In my line of work, a person who responds promptly to communications is like manna from heaven. I say that not to shame anyone, in fact my hope is the opposite. I recognize we live in an environment where attention is drawn constantly from things that are probably healthy for us to engage with to ultimately meaningless fluff.
I was talking with a new potential client today and complimenting them on their excellent and prompt communication. In the process, my thoughts went back to my days coaching at Georgia Tech and an insight from the world of recruiting that I thought was worth sharing.
Often we think of recruiting (or marketing and sales, as I call it now) as a game of excitement. Get people jazzed up about working with you, and that will get at least some of them to commit to paying cold hard cash for whatever your selling.
In the recruiting game, I always hear a lot about excitement. There is backwards reasoning from that excitement too. Why swim fast in dual meets? Because it generates excitement. Why have a popping social media presence? EXCITEMENT.
Now perhaps I am just molding the world to fit what I am capable of, but I find that excitement is vastly overrated in all of these instances. What I find myself drawn to is far less sexy. What I find gets me to commit is a sense of reliability.
Safe Harbor
Reliability is the definition of underrated. How many people would say that they chose their partner on the basis of reliability?
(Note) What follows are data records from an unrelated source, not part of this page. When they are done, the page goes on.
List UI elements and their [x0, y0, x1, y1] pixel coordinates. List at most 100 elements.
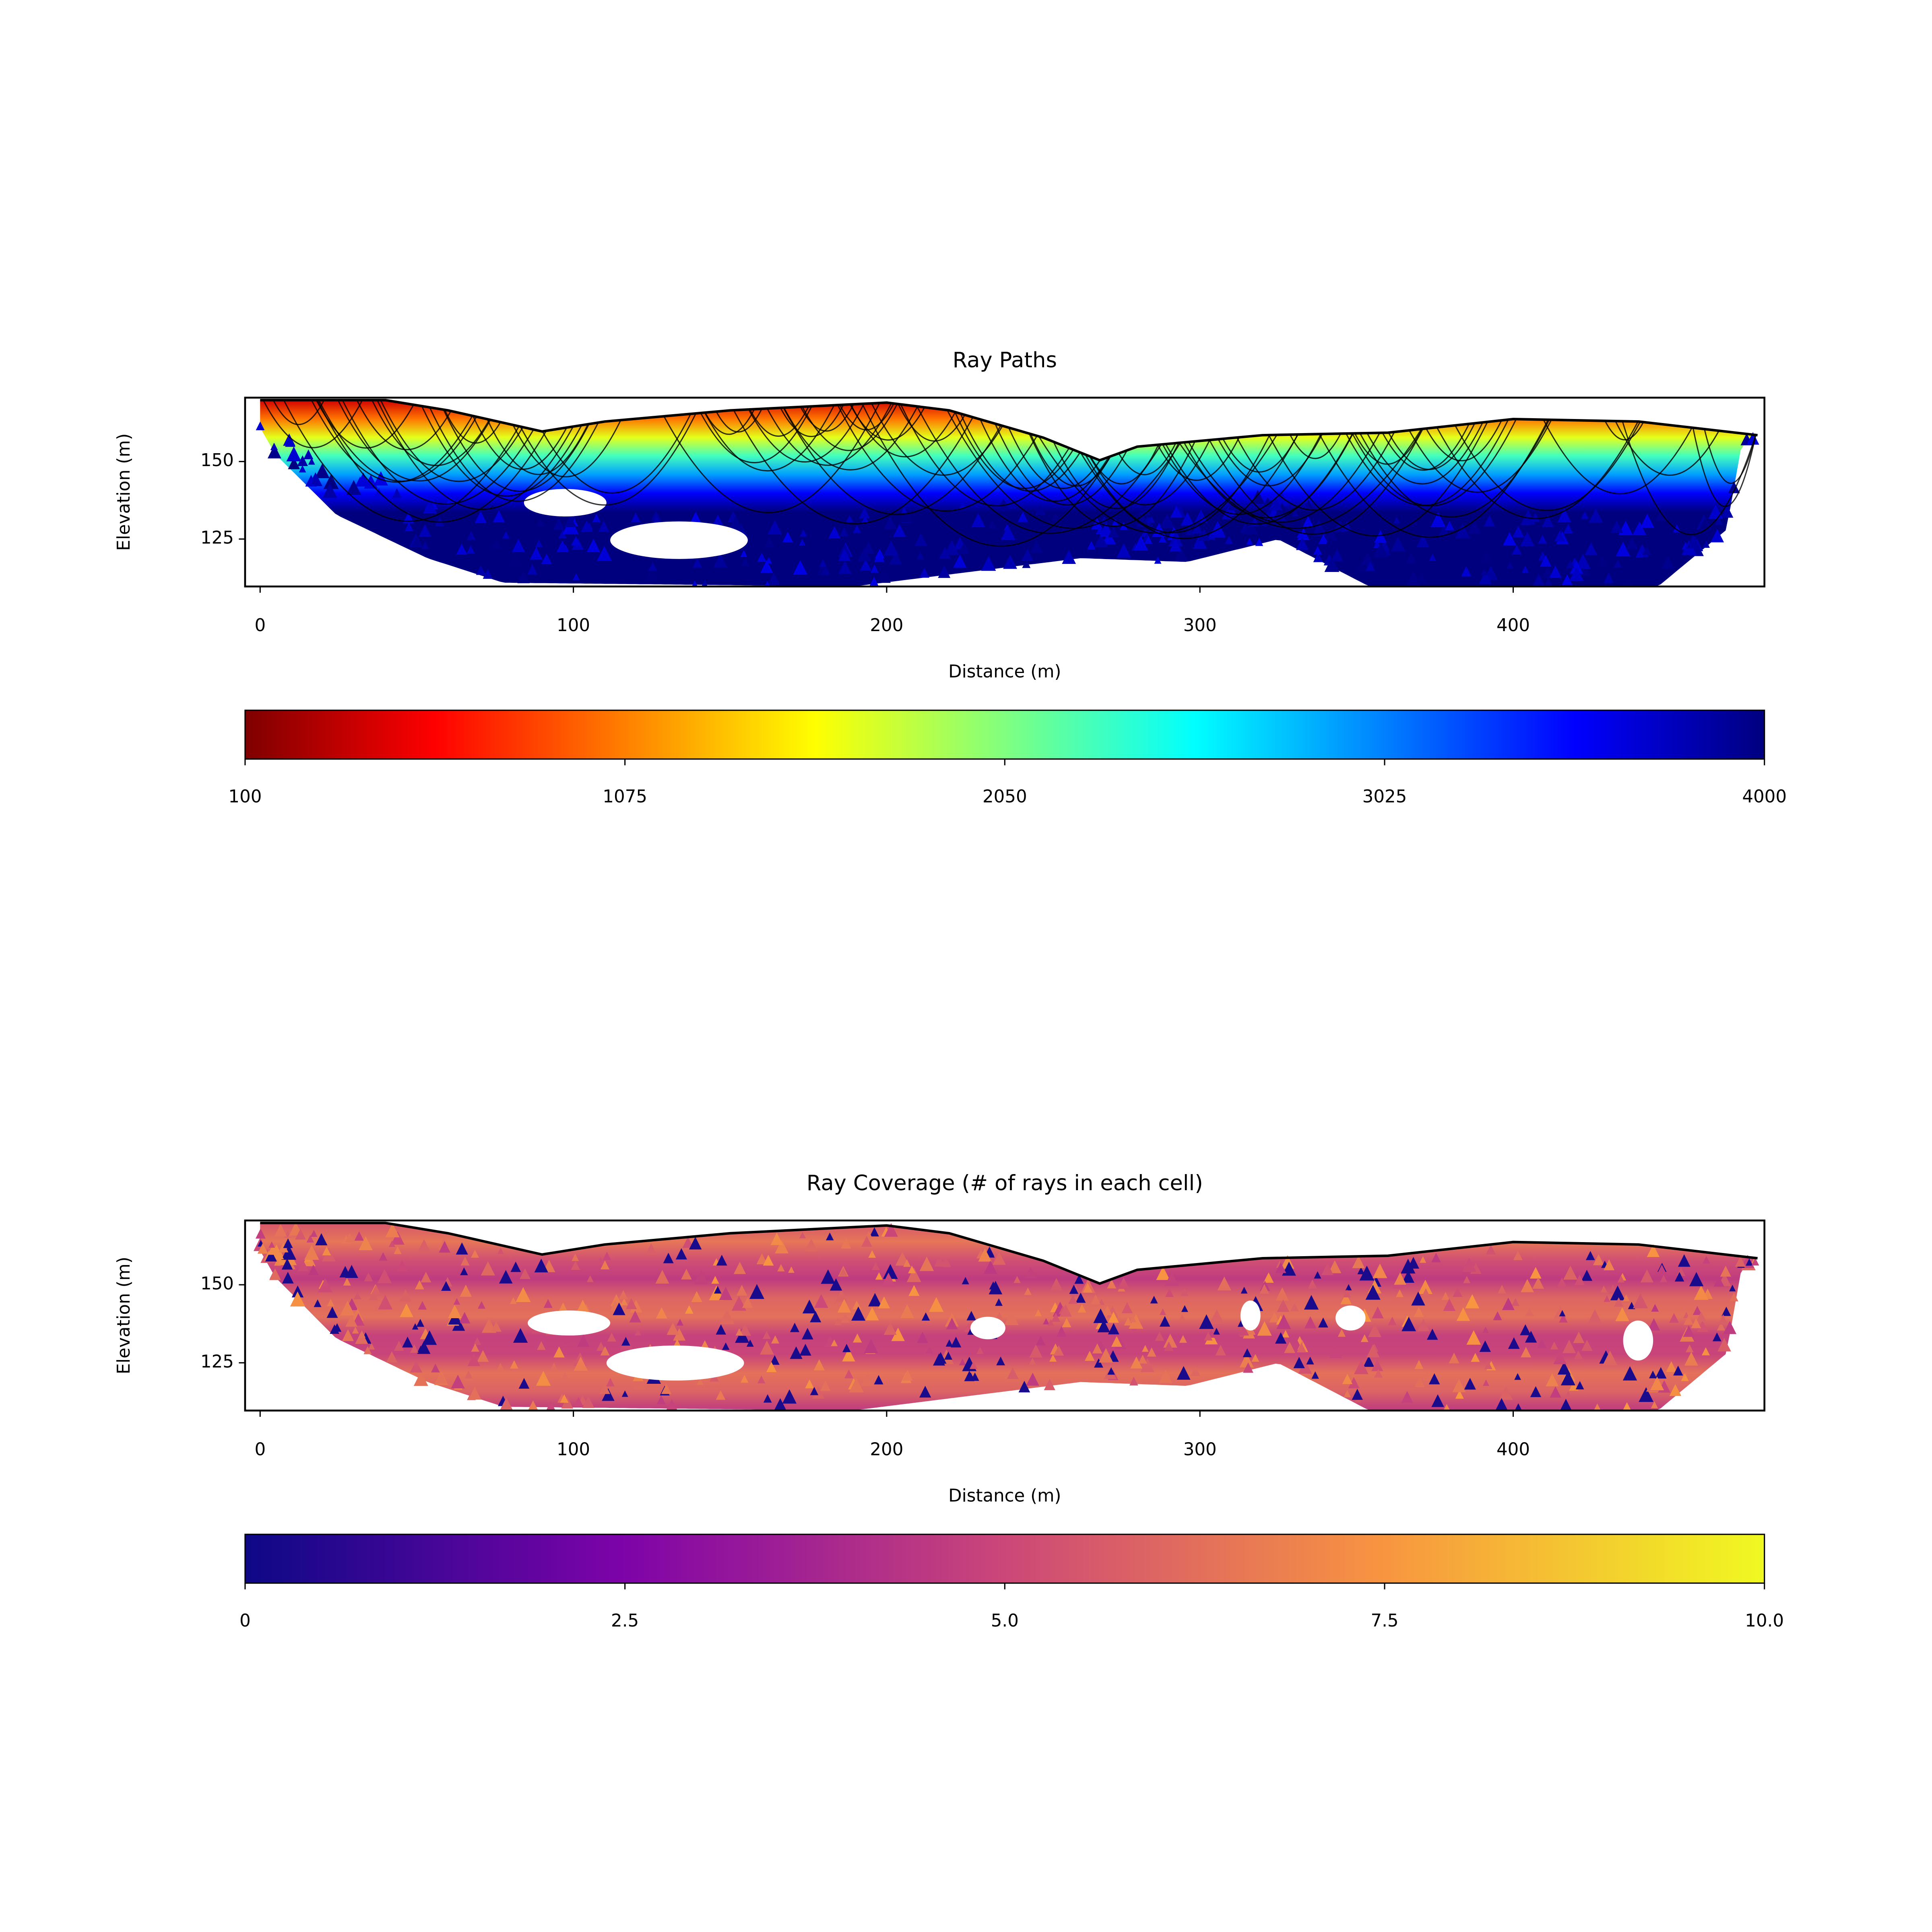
cell — [606, 1378, 615, 1387]
cell — [938, 565, 951, 578]
colorbar-tick-label: 100 — [228, 787, 262, 807]
cell — [597, 1257, 605, 1265]
cell — [1735, 1256, 1746, 1267]
cell — [394, 1246, 402, 1254]
cell — [340, 1300, 355, 1316]
cell — [1453, 1287, 1463, 1297]
ray-path — [916, 406, 1162, 534]
cell — [1191, 1366, 1201, 1376]
cell — [1465, 1294, 1480, 1309]
ray-path — [1615, 421, 1720, 476]
cell — [410, 1344, 419, 1353]
cell — [267, 444, 281, 458]
cell — [1312, 521, 1327, 536]
cell — [1546, 1373, 1559, 1387]
cell — [840, 1313, 850, 1323]
cell — [1414, 1307, 1424, 1317]
cell — [1666, 1361, 1677, 1372]
cell — [1550, 1342, 1558, 1350]
cell — [1094, 1358, 1103, 1368]
cell — [900, 1304, 914, 1318]
cell — [303, 449, 314, 460]
cell — [691, 1291, 702, 1302]
cell — [1651, 1401, 1658, 1408]
cell — [1138, 1354, 1147, 1364]
cell — [1363, 1356, 1375, 1367]
x-tick-label: 400 — [1496, 1439, 1530, 1459]
cell — [1715, 517, 1723, 525]
x-tick-label: 300 — [1183, 1439, 1217, 1459]
cell — [423, 500, 437, 514]
cell — [388, 1240, 396, 1247]
cell — [1373, 1263, 1387, 1278]
ray-path — [283, 400, 520, 522]
cell — [497, 1247, 504, 1254]
cell — [908, 1265, 916, 1274]
cell — [871, 1262, 880, 1270]
cell — [1302, 516, 1314, 527]
cell — [1730, 1292, 1738, 1302]
cell — [1593, 1254, 1604, 1265]
cell — [1712, 1332, 1721, 1342]
x-axis-label: Distance (m) — [948, 1486, 1061, 1506]
cell — [1359, 1265, 1375, 1281]
cell — [460, 1284, 472, 1297]
cell — [988, 520, 996, 529]
cell — [713, 514, 723, 525]
cell — [768, 520, 782, 535]
ray-path — [1692, 427, 1757, 507]
cell — [981, 556, 996, 571]
cell — [1554, 530, 1565, 541]
cell — [1062, 550, 1076, 564]
cell — [1573, 1331, 1585, 1343]
cell — [1255, 538, 1263, 546]
cell — [940, 1256, 951, 1267]
cell — [491, 1321, 502, 1332]
cell — [491, 538, 502, 549]
cell — [633, 1376, 646, 1389]
y-tick-label: 125 — [200, 1352, 234, 1372]
cell — [535, 539, 543, 547]
cell — [1274, 491, 1289, 506]
cell — [1013, 1276, 1021, 1283]
cell — [793, 560, 807, 575]
ray-path — [1436, 421, 1639, 519]
cell — [1141, 529, 1149, 537]
cell — [468, 1387, 481, 1400]
gap — [970, 1317, 1005, 1340]
cell — [1483, 1379, 1490, 1386]
cell — [958, 542, 970, 554]
x-tick-label: 0 — [254, 615, 266, 636]
cell — [392, 488, 402, 498]
cell — [541, 553, 552, 564]
cell — [1296, 537, 1309, 550]
cell — [826, 1232, 834, 1241]
cell — [553, 1346, 565, 1358]
cell — [777, 1264, 785, 1271]
cell — [493, 510, 505, 522]
cell — [1540, 555, 1552, 567]
cell — [556, 540, 568, 552]
cell — [1275, 1332, 1287, 1344]
cell — [1452, 1379, 1466, 1392]
cell — [1525, 1307, 1534, 1316]
cell — [1574, 1274, 1585, 1286]
cell — [278, 1242, 289, 1253]
cell — [1298, 1360, 1312, 1374]
cell — [1305, 500, 1312, 507]
cell — [1192, 534, 1207, 549]
cell — [1257, 1321, 1272, 1336]
cell — [1281, 1255, 1294, 1269]
ray-path — [1165, 433, 1354, 525]
cell — [1691, 1318, 1701, 1328]
cell — [596, 1342, 606, 1351]
cell — [1721, 505, 1734, 518]
cell — [1650, 1376, 1664, 1391]
cell — [1569, 566, 1584, 581]
cell — [1585, 542, 1598, 555]
cell — [1508, 1337, 1520, 1349]
cell — [821, 1269, 836, 1284]
cell — [865, 1307, 879, 1321]
cell — [1411, 1291, 1425, 1306]
cell — [1090, 1294, 1101, 1305]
Maybe some, but not nearly as many as have as the absolute bedrock of their relationship the calm, steady and somewhat boring presence of another person who you can really trust.
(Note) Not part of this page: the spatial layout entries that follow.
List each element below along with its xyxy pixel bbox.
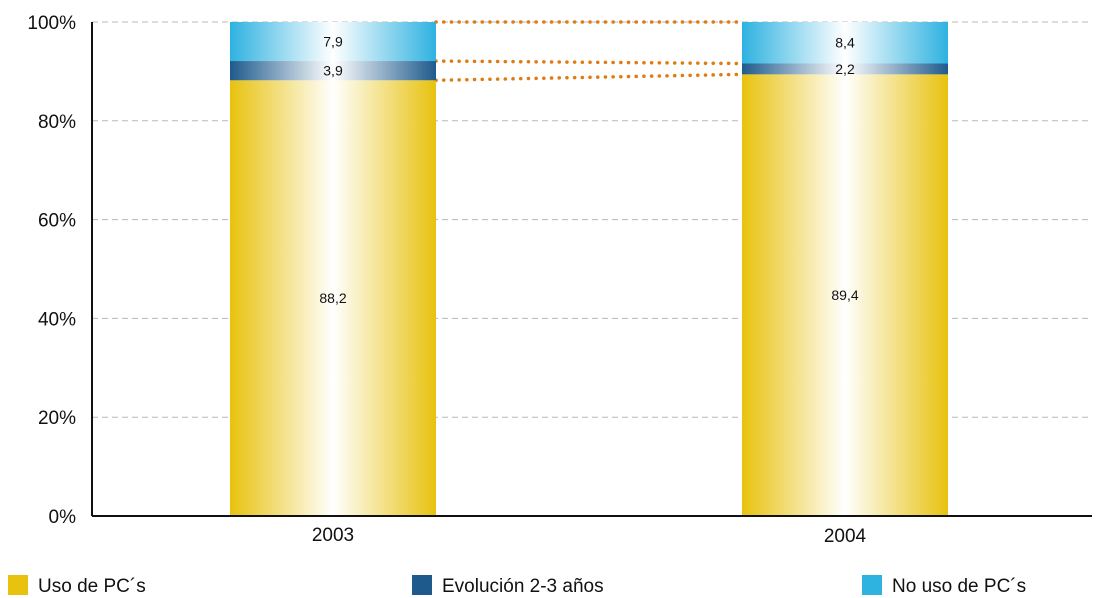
bar-evoluci-n-2-3-a-os-2003 bbox=[230, 61, 436, 81]
value-label: 3,9 bbox=[323, 63, 343, 79]
bar-uso-de-pc-s-2003 bbox=[230, 80, 436, 517]
y-tick-label: 0% bbox=[49, 507, 77, 528]
connector-lines bbox=[434, 20, 744, 83]
value-label: 88,2 bbox=[319, 290, 346, 306]
bar-no-uso-de-pc-s-2004 bbox=[742, 22, 948, 64]
y-tick-label: 100% bbox=[27, 13, 76, 34]
connector-line bbox=[434, 59, 744, 66]
legend-item-evoluci-n-2-3-a-os: Evolución 2-3 años bbox=[412, 575, 604, 597]
legend-swatch bbox=[412, 575, 432, 595]
x-category-label: 2003 bbox=[312, 525, 354, 546]
legend-item-no-uso-de-pc-s: No uso de PC´s bbox=[862, 575, 1026, 597]
bar-uso-de-pc-s-2004 bbox=[742, 74, 948, 516]
bar-evoluci-n-2-3-a-os-2004 bbox=[742, 63, 948, 75]
value-label: 89,4 bbox=[831, 287, 858, 303]
x-category-label: 2004 bbox=[824, 526, 867, 547]
legend-swatch bbox=[8, 575, 28, 595]
legend-item-uso-de-pc-s: Uso de PC´s bbox=[8, 575, 146, 597]
bar-no-uso-de-pc-s-2003 bbox=[230, 22, 436, 62]
bars: 88,2 3,9 7,9 89,4 2,2 8,4 bbox=[230, 22, 948, 517]
value-label: 7,9 bbox=[323, 34, 343, 50]
y-tick-label: 60% bbox=[38, 211, 76, 232]
legend-label: Evolución 2-3 años bbox=[442, 576, 604, 597]
connector-line bbox=[434, 72, 744, 83]
legend-swatch bbox=[862, 575, 882, 595]
y-tick-label: 80% bbox=[38, 112, 76, 133]
value-label: 2,2 bbox=[835, 61, 855, 77]
y-tick-label: 20% bbox=[38, 408, 76, 429]
axes: 0% 20% 40% 60% 80% 100% 2003 2004 bbox=[27, 13, 1092, 547]
value-label: 8,4 bbox=[835, 35, 855, 51]
y-tick-label: 40% bbox=[38, 309, 76, 330]
legend-label: No uso de PC´s bbox=[892, 576, 1026, 597]
legend: Uso de PC´s Evolución 2-3 años No uso de P… bbox=[8, 575, 1026, 597]
legend-label: Uso de PC´s bbox=[38, 576, 146, 597]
Whereas excitement seeks to capitalize on the emotional rush of positivity and ride that crest to an impulsive decision, reliability answers a different call. Reliability steps in where fear and worry dominate. While there are many reasons why we may respond unproductively to fear, reliability is not among them.
Reliability is the safe harbor that we need to whittle away at fear. It softly proclaims that fear is unnecessary, because things will be alright.
To bring this back to coaching, and recruiting for my audience, let me tell you about something that worked brilliantly for me. When I was coaching at Georgia Tech, I eventually came to be the clearing house for nearly all the recruits at the school. In one year, I directly from start to finish would recruit 90% of the athletes entering the program.
Recruiting is often seen as the most demanding non-coaching task a coach does. Many coaches perceive that in order to beat others at recruiting they must outwork them. That is true, in a sense, but probably not in the way that they think.
I found that the most important factor to do well in recruiting was to promptly and reliability communicate. It sounds simple, and small, but it beats the pants out of awkward phone calls and the “hard work” that many coaches torture themselves with. Simply be available when potential recruits want to know more about your program.
As a side note, this approach also naturally filters for people who are enthusiastic about your program. They will want more communication from you in many cases. By guiding them through the process of recruiting reliably, you are establishing a healthy coaching relationship.
You are saying in effect “yes I know this is scary, but you don’t need to be scared because I am right here with you”. This simple approach will absolutely make a difference.
Proactive Measures
To be reliable involves a lot of proactivity. If you are reactive, I have learned, you will not be reliable. You will bounce from task to task but if things don’t get addressed immediately they will eventually slip away from you.
So reliability is it’s own form of positivity, both for you and for the people you interact with. Take it seriously.